Neil rubbed his thumb along the edge of his jaw. “And there’s nothing conclusive?”
“Just hints, rumors that it could be one of a dozen people currently working for us. I’ve implemented a new policy though, to be on the safe side. Any visitors are to be escorted in and out of the building from now on. They can sit in the lounge, that’s not a problem, but walking through the building will be done with an escort or not at all. It won’t stop what’s going on, but might help us rule out any outside elements, such as people going into the file rooms, or hanging out in the break room when they have no right to be there.”
“It’s a start but I don’t think you’re on the right track, it can’t be an outsider.”
“I never said it was, Dad. This is just a way of making sure that whoever is behind this is working for us. The first thing any solicitor is going to say is that we didn’t check all the options before firing the jerk.

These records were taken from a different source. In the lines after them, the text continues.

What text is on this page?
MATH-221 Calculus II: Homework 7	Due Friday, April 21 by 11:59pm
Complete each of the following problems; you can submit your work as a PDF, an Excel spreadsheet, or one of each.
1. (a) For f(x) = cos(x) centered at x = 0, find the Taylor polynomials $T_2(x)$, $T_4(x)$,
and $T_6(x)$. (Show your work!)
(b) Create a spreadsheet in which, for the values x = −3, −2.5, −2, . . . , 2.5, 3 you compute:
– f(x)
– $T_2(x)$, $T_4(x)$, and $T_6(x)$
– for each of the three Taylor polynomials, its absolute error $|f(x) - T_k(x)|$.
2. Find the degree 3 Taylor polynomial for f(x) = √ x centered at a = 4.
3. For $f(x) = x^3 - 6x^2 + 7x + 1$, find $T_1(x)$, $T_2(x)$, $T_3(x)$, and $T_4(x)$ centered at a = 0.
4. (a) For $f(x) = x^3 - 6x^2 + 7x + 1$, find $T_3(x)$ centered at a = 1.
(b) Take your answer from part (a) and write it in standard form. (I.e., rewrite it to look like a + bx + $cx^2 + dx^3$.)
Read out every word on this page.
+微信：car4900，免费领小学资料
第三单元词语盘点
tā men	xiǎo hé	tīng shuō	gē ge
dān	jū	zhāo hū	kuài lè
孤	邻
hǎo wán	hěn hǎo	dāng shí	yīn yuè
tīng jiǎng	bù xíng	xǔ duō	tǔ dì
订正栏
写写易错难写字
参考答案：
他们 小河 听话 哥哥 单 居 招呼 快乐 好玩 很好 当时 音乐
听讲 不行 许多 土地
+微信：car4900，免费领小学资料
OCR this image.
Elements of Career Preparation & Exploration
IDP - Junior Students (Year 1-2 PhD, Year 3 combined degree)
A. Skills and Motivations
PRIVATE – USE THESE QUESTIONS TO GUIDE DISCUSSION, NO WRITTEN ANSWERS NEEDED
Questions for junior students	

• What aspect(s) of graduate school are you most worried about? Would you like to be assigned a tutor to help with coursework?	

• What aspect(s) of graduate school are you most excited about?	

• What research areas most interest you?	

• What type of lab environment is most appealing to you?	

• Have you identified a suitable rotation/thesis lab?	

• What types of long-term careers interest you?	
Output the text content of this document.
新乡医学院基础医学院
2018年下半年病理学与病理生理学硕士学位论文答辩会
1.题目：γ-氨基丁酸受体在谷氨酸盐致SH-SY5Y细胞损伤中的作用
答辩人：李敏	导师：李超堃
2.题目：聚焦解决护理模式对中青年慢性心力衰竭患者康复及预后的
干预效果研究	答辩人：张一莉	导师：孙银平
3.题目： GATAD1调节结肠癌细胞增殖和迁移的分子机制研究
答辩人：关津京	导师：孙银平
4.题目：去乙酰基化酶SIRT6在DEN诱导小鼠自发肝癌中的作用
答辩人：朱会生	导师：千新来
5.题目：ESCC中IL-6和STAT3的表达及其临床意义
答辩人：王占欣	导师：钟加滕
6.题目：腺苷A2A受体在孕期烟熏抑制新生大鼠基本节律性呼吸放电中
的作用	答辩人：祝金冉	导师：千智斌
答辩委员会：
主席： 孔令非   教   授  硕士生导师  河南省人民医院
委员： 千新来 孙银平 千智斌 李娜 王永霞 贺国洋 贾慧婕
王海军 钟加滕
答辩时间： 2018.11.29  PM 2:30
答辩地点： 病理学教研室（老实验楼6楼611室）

So I don’t want to end up facing those types of allegations just because we were trying to protect the company.”
“Oh, I see.” Neil leaned back in the chair and nodded. “Makes sense now you’ve explained it fully. So what are you doing to stop the rumors flying?”
“I’m keeping information to those who need to know and no one else, as much as possible that is; the problem is that every time I write a memo it passes through a dozen hands. Then it ends up in the file room. Even via email there’s no way of knowing for certain just who else sees it. We installed the keystroke program, but that doesn’t stop someone calling a friend over to read it on their screen.”
“Keystroke?”
“Dad, when are you going to join the digital age? Keystroke records every stroke of a key, or command on a computer and keeps a track of it for us, so we know whose using our time, connection, and computer system to goof off.”
“Damn, I remember the days when we had to track who was using the phone system to make overseas and long distance
calls; that was hard enough to deal with until that new exchange system came in. System X I think they called it. Something BT brought in a good few years ago now.”
A slight smile tugged at the corners of Alan’s lips. “Keystroke is something like that but for a computer.” All right, it wasn’t quite the same thing, but his father’s knowledge of computers, servers, and programs could have been written on the back of a postage stamp. Not that he was unintelligent but for the most part computers didn’t interest him, beyond the capability of using them for email and the occasional web search.
“Good, but everyone knows about this program?”
“Yes, Dad. First time we caught someone out with it the word got around. Still, it’s cut down the wasted online time and productivity has increased.” And now this problem had appeared, less than a year after Keystroke had been installed; he couldn’t help but wonder what would have happened if he had held off on using it. Would it have caught the person behind their current troubles?
No, he couldn’t think like that. It wouldn’t help him sort things out now.
“All right, then, I’d best get myself back home.” Neil Martin pushed to his feet and straightened his jacket.
“Sure, Dad. I’ll take care of things here.” Or he’d at least make a damn good attempt to. If he ever got his hands on the person behind their latest round of troubles he’d squeeze the life from their scrawny necks.
“And I’ll see you on Friday night?”
“The cocktail party, sure.”
“With Victoria?”
“Dad…”
“You can’t blame an old man for trying.” A wicked grin flashed across his father’s face. “Besides, she’d liven the place up a little.”
“Dad, for the last time. Stop trying to fix me up. I’m fine. If I want to date someone I’ll choose them, is that clear?”